Бухарик даже не расчехлил свой бас. Задумчиво потыкав немые клавиши неподключенной «Юности» он предложил взять еще бутылку. Тесная оркестровка все больше напоминала купе вечернего поезда, который стоит на месте. На этой остановке вино будет более дешевой марки. Я повертел в руке бутылку — ни капли.
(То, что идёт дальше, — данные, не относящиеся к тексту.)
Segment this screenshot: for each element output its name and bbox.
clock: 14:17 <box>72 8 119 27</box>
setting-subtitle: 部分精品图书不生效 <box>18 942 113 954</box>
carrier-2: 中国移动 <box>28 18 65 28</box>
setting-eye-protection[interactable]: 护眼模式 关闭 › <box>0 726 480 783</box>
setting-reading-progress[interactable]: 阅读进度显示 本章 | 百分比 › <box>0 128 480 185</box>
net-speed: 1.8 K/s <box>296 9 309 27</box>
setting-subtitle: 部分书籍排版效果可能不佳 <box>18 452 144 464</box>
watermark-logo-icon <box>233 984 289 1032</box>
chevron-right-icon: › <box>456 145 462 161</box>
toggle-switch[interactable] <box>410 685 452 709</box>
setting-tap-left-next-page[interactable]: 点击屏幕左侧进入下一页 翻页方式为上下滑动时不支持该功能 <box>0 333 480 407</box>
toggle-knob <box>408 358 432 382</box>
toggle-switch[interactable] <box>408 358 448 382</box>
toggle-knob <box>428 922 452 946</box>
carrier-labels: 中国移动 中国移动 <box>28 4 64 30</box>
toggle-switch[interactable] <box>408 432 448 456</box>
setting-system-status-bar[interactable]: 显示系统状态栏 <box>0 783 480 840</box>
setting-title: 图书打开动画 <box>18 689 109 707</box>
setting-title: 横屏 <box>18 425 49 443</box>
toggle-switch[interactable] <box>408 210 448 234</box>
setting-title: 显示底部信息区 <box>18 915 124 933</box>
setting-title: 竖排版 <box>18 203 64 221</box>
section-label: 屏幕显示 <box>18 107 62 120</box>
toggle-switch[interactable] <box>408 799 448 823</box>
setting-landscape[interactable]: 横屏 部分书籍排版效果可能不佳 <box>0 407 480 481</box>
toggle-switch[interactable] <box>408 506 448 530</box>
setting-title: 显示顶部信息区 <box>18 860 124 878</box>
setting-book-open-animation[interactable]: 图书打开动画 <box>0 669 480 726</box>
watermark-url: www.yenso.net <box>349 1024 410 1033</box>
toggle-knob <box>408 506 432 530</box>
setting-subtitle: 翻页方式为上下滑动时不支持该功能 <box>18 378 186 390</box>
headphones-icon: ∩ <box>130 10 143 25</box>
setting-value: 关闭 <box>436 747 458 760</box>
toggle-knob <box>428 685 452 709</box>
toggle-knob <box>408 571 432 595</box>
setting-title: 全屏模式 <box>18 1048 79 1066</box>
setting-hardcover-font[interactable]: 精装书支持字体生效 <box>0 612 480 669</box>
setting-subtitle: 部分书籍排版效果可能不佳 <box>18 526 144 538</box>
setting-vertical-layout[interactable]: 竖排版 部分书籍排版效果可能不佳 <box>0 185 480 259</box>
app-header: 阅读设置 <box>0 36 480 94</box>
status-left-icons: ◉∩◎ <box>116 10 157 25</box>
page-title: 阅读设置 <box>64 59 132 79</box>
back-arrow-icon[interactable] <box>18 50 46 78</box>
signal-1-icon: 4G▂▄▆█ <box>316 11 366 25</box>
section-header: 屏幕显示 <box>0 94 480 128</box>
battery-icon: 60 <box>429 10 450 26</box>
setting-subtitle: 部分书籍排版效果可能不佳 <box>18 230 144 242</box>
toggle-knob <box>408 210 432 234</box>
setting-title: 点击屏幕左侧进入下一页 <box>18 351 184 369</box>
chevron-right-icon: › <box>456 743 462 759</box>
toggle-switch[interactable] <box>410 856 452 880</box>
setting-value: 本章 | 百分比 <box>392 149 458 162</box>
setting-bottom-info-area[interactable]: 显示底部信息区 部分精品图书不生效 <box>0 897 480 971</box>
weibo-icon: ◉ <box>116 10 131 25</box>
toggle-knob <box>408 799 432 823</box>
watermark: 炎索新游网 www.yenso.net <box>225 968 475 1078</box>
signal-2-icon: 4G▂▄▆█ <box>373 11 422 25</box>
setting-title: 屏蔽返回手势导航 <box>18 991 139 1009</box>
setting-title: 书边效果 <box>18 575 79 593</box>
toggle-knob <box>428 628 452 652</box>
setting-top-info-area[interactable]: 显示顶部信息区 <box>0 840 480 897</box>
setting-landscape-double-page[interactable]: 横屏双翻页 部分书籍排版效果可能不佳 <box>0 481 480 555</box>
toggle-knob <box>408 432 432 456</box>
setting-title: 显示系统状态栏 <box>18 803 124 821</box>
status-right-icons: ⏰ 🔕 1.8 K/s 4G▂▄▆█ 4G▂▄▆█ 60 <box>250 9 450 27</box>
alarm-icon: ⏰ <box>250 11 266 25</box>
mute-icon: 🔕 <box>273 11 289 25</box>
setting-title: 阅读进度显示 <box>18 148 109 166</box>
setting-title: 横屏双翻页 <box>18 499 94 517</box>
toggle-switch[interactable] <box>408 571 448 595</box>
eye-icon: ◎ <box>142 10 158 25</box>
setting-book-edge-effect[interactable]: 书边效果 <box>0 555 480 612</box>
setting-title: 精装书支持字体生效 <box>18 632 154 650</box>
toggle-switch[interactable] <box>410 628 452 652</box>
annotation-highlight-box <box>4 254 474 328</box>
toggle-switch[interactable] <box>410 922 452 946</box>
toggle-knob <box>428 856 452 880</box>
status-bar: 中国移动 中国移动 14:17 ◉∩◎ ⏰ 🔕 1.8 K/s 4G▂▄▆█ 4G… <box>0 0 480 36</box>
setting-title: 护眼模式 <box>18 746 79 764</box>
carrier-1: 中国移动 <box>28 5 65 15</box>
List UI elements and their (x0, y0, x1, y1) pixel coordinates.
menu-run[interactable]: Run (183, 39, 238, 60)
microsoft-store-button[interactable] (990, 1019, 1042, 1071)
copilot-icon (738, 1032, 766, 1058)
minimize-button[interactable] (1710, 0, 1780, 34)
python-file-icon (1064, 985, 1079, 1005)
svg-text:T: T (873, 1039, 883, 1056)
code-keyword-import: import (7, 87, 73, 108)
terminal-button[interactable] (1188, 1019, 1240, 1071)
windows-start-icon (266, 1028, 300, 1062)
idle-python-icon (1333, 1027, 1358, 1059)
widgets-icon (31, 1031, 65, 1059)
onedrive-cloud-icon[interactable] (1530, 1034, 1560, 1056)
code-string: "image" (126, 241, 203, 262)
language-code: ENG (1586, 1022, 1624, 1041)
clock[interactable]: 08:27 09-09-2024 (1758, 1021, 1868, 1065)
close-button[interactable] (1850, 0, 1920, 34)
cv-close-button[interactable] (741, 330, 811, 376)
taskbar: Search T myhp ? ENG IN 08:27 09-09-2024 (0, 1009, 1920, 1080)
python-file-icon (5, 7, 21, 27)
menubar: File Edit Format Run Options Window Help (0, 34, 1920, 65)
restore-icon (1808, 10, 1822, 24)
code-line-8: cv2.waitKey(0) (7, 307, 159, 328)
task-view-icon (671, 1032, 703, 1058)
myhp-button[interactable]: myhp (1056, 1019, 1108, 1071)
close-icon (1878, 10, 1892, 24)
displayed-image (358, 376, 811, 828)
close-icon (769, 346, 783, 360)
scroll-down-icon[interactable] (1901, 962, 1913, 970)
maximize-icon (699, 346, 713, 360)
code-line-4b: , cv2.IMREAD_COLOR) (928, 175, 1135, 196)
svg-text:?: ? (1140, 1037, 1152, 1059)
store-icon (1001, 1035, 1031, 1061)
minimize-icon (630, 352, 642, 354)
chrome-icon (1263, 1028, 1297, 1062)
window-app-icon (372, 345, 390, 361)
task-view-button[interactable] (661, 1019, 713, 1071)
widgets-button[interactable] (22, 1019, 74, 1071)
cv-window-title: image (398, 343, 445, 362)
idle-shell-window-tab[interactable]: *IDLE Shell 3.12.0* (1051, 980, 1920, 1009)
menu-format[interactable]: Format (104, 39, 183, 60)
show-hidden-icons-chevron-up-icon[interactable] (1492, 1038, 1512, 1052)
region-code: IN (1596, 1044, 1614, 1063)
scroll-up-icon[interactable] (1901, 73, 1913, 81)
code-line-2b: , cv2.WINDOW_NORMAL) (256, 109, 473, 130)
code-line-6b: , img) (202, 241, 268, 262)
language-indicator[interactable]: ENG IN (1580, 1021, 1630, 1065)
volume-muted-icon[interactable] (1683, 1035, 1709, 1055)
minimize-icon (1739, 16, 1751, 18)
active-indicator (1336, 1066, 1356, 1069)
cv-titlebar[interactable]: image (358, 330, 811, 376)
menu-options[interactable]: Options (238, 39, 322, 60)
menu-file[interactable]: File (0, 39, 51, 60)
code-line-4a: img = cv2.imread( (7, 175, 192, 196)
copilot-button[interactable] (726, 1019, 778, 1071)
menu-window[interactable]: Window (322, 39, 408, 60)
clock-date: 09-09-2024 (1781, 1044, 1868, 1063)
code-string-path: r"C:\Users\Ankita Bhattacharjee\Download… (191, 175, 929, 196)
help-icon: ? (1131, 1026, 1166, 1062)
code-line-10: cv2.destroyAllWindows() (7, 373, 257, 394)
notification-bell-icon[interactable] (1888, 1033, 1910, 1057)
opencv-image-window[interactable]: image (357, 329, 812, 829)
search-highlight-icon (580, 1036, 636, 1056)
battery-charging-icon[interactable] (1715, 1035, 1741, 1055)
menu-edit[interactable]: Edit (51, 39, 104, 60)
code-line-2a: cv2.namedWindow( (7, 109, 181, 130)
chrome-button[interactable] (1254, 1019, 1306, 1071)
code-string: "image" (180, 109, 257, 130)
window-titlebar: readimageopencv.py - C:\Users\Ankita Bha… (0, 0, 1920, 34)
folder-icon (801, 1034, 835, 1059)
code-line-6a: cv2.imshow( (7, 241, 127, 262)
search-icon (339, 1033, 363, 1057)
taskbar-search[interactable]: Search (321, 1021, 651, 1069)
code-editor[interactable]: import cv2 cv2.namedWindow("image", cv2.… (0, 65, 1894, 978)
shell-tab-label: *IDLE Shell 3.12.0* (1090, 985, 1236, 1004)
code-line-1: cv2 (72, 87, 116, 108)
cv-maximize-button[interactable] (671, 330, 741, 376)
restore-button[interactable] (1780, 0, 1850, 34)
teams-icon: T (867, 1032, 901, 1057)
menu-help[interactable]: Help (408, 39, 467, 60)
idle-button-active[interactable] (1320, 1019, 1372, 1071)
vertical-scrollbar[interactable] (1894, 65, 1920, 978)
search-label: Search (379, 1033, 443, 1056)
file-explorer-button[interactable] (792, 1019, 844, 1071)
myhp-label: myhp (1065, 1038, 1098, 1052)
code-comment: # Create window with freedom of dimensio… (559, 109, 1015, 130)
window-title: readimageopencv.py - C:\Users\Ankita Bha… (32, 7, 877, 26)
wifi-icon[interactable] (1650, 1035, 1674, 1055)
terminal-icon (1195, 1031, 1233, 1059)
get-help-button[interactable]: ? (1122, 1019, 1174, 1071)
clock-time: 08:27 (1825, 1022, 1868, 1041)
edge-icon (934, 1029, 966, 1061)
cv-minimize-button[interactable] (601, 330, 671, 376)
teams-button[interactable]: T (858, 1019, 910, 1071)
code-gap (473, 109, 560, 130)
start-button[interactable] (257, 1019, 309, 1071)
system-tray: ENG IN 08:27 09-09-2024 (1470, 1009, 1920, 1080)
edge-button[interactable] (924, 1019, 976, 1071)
Воспользовавшись отсутствием Сермяги и худрука, я пересел лицом к двери, чтобы видеть проход за кулисы. Девочки из танцевального кружка собирались на репетицию. Еще не переодетые многие были в брюках, коричневых и синих, клеш идет сразу от зада. Я прикурил от спички с непривычной зеленой головкой, зажигалка, если и была, то в кабинете директора или директрисы. Лучше бы Рабинович подвез мне фирменных покурить вместо шансонье, помогавших спиваться своими лирическими песенками предыдущему поколению. А что Рабинович думает о порнографии? Никогда не предлагает. Люди осваивают иностранный — летом при мне подошли к негру с чувихой две дворняги славянского вида (таким надо кроме имени в паспорт кличку вписывать) и четко, без запинки: «Плыз, гив ми сигаретт». Негр хлопнул себя по карману и с улыбкой ответил: «Нет смоук!» Смышленые юноши. Когда-нибудь их дети смогут переводить Берроуза и щекотать друг другу языком пуп, не рискуя получить утюгом в темя.